Technology, techne, is transformative, fundamental, magical — because it is the sudden joyous explosion of skill at mastering one’s best self. “Tech”, on the other hand, seems to be mastering us.

That, I think, is why so many are so afraid of “tech” — but embrace technology. Tech threatens us with a kind of split, between who one could be — and who one is reduced to. Not merely because it might take their jobs, or their careers, or their time. But because it might, with efficiency’s kind smile, erase their dreams and their destinies. And imprison their truest, best selves, in irresistible, glittering cages made of indolence, vanity, and convenience. Cages of which they themselves are the most enthusiastic jailers.

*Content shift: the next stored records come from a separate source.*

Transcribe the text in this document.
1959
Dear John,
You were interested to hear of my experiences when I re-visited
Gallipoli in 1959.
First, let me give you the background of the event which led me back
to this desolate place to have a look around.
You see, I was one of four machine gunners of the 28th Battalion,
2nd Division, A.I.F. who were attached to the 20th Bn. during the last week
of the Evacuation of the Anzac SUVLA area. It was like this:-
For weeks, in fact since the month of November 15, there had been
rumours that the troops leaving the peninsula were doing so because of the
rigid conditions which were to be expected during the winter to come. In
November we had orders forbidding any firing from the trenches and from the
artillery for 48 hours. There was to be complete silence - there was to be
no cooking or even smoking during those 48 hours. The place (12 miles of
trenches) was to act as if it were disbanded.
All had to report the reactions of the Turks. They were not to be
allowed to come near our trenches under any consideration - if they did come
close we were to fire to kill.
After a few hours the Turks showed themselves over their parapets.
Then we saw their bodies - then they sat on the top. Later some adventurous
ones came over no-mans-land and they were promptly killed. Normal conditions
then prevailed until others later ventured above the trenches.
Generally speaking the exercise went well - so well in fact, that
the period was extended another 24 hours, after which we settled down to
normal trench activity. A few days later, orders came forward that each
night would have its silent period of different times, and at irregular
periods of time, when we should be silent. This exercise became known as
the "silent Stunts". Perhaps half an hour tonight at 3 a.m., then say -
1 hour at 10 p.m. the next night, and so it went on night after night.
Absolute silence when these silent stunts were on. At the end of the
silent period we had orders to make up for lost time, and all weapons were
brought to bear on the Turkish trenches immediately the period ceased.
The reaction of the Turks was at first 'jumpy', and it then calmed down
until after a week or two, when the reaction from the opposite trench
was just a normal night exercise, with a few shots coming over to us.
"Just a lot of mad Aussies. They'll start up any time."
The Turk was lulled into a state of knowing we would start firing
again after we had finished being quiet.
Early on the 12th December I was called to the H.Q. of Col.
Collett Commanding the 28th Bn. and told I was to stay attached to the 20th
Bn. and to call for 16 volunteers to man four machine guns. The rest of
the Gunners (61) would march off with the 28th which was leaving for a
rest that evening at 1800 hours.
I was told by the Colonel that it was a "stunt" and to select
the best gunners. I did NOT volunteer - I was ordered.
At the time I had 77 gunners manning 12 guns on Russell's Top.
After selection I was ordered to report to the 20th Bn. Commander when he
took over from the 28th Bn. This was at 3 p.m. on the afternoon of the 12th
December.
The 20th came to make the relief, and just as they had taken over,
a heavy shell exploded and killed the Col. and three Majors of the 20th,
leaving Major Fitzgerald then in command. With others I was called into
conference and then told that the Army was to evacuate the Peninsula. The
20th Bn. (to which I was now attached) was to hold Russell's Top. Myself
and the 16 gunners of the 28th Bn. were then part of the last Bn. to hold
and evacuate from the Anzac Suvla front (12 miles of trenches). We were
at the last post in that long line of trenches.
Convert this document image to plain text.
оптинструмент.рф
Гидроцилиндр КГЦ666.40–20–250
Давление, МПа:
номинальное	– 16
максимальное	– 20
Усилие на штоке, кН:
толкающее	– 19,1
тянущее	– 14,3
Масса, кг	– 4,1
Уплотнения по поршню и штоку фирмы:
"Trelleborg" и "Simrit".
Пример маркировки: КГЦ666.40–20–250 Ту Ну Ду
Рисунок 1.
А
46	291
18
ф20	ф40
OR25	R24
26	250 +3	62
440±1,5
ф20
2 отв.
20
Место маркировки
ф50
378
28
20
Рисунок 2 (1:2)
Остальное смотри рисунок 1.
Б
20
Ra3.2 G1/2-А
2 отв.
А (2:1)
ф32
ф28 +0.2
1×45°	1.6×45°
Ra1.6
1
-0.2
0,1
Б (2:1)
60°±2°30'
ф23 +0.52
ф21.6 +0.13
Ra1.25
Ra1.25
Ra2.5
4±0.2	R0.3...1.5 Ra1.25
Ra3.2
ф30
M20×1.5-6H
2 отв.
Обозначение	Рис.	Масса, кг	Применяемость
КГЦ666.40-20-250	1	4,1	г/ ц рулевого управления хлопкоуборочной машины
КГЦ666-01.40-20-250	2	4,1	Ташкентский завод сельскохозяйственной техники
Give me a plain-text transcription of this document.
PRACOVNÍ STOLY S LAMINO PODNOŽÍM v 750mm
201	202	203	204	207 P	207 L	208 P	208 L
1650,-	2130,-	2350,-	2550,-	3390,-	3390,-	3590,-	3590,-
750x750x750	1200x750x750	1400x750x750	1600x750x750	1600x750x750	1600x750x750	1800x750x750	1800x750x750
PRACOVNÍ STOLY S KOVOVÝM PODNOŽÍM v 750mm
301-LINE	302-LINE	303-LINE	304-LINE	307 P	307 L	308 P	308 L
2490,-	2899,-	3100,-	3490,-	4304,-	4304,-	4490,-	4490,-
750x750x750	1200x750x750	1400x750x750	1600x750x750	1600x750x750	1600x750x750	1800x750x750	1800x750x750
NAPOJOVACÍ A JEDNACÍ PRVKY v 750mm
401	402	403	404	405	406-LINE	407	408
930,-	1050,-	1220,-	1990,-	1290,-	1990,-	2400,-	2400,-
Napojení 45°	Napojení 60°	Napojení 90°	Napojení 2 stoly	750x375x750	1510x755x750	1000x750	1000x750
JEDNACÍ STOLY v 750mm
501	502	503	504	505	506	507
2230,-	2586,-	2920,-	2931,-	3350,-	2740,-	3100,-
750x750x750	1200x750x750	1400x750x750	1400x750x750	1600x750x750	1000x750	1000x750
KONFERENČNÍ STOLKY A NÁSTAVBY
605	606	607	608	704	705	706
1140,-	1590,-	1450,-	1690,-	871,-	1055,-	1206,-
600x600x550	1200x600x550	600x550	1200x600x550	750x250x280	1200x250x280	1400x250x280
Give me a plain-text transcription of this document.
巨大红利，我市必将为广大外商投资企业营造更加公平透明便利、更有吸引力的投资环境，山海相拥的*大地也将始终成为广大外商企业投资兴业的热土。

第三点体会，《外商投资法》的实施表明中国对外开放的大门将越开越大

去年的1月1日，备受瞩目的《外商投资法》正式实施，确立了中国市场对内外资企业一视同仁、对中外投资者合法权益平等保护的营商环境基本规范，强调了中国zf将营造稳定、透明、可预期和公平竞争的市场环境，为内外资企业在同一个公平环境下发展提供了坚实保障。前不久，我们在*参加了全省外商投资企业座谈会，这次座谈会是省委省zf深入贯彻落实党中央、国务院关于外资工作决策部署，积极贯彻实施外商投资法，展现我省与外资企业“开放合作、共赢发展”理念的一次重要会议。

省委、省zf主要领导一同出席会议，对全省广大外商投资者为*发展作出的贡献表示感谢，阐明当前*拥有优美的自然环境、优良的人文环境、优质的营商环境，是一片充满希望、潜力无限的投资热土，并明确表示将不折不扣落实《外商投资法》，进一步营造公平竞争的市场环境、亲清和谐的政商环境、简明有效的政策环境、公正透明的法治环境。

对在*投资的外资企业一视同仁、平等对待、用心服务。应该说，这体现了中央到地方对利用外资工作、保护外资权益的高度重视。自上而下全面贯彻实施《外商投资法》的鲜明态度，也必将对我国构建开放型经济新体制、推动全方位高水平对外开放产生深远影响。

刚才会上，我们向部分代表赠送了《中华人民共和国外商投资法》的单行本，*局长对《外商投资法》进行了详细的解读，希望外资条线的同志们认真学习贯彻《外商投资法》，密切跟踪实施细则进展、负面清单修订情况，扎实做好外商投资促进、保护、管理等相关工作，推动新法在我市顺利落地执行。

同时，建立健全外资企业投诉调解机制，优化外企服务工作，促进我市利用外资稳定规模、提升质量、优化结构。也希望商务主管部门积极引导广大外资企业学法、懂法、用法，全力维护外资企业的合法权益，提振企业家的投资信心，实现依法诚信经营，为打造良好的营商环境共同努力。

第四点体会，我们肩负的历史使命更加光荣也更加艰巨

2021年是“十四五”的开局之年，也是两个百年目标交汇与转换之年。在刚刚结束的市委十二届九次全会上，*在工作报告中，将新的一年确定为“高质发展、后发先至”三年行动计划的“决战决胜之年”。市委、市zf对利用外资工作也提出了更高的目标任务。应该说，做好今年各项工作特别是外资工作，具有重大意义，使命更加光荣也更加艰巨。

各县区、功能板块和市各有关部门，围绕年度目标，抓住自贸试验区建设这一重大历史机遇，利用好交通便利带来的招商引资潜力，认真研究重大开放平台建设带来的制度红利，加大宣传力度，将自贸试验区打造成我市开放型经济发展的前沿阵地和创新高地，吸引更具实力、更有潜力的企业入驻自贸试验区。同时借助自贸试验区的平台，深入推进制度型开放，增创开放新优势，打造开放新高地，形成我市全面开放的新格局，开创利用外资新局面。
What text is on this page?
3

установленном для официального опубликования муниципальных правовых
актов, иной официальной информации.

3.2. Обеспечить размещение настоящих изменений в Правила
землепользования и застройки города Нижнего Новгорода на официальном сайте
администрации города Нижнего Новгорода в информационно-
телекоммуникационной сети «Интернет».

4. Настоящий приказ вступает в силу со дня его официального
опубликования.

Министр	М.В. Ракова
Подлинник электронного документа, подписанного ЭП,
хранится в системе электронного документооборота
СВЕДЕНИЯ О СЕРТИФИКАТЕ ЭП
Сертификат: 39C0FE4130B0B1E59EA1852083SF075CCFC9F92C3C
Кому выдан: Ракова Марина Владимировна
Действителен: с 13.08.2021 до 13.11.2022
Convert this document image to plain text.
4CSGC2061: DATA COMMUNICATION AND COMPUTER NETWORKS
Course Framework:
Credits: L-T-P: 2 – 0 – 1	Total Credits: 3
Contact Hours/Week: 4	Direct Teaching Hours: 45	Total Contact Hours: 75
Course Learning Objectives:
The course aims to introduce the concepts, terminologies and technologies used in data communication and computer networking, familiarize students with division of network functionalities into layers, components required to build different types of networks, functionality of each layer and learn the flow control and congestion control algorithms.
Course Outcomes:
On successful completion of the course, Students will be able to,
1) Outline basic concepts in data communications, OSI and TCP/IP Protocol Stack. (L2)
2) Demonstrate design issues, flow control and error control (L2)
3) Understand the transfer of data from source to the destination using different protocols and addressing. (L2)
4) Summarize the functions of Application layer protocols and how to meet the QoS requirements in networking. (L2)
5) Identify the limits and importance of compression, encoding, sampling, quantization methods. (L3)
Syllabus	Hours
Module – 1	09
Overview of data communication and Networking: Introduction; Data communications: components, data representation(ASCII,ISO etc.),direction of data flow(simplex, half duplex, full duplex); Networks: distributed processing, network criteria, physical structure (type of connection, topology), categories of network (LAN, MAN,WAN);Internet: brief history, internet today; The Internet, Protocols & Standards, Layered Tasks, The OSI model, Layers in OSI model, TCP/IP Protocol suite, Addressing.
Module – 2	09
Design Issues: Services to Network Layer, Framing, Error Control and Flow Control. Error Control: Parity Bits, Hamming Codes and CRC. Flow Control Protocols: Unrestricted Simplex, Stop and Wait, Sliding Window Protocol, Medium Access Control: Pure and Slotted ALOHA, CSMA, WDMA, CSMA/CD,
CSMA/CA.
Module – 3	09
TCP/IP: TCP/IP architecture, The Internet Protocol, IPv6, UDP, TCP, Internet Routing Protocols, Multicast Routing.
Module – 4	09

Nope. There’s no Matrix, no confederation of the robots, no Skynet. There doesn’t need to be. It’s not the machines that we truly fear. But what the machines might turn us into. Something even less than machines. People who can’t be ourselves without them.

The true fear, I think, in technopanic, is this. Not merely that we will become servants of machines. But masters of machines — who, imprisoned in glowing kingdoms of pleasure, as helpless as children, can never cross the desert, climb the mountain, ford the river — and discover their true destiny. Beings who never discover that freedom is not merely supremacy; for the ruler still depends on the ruled. It means independence. Sovereignty. The right to choose to suffer, struggle, dream, imagine, rebel, defy, love, wonder, dare. For the true self cannot be born otherwise.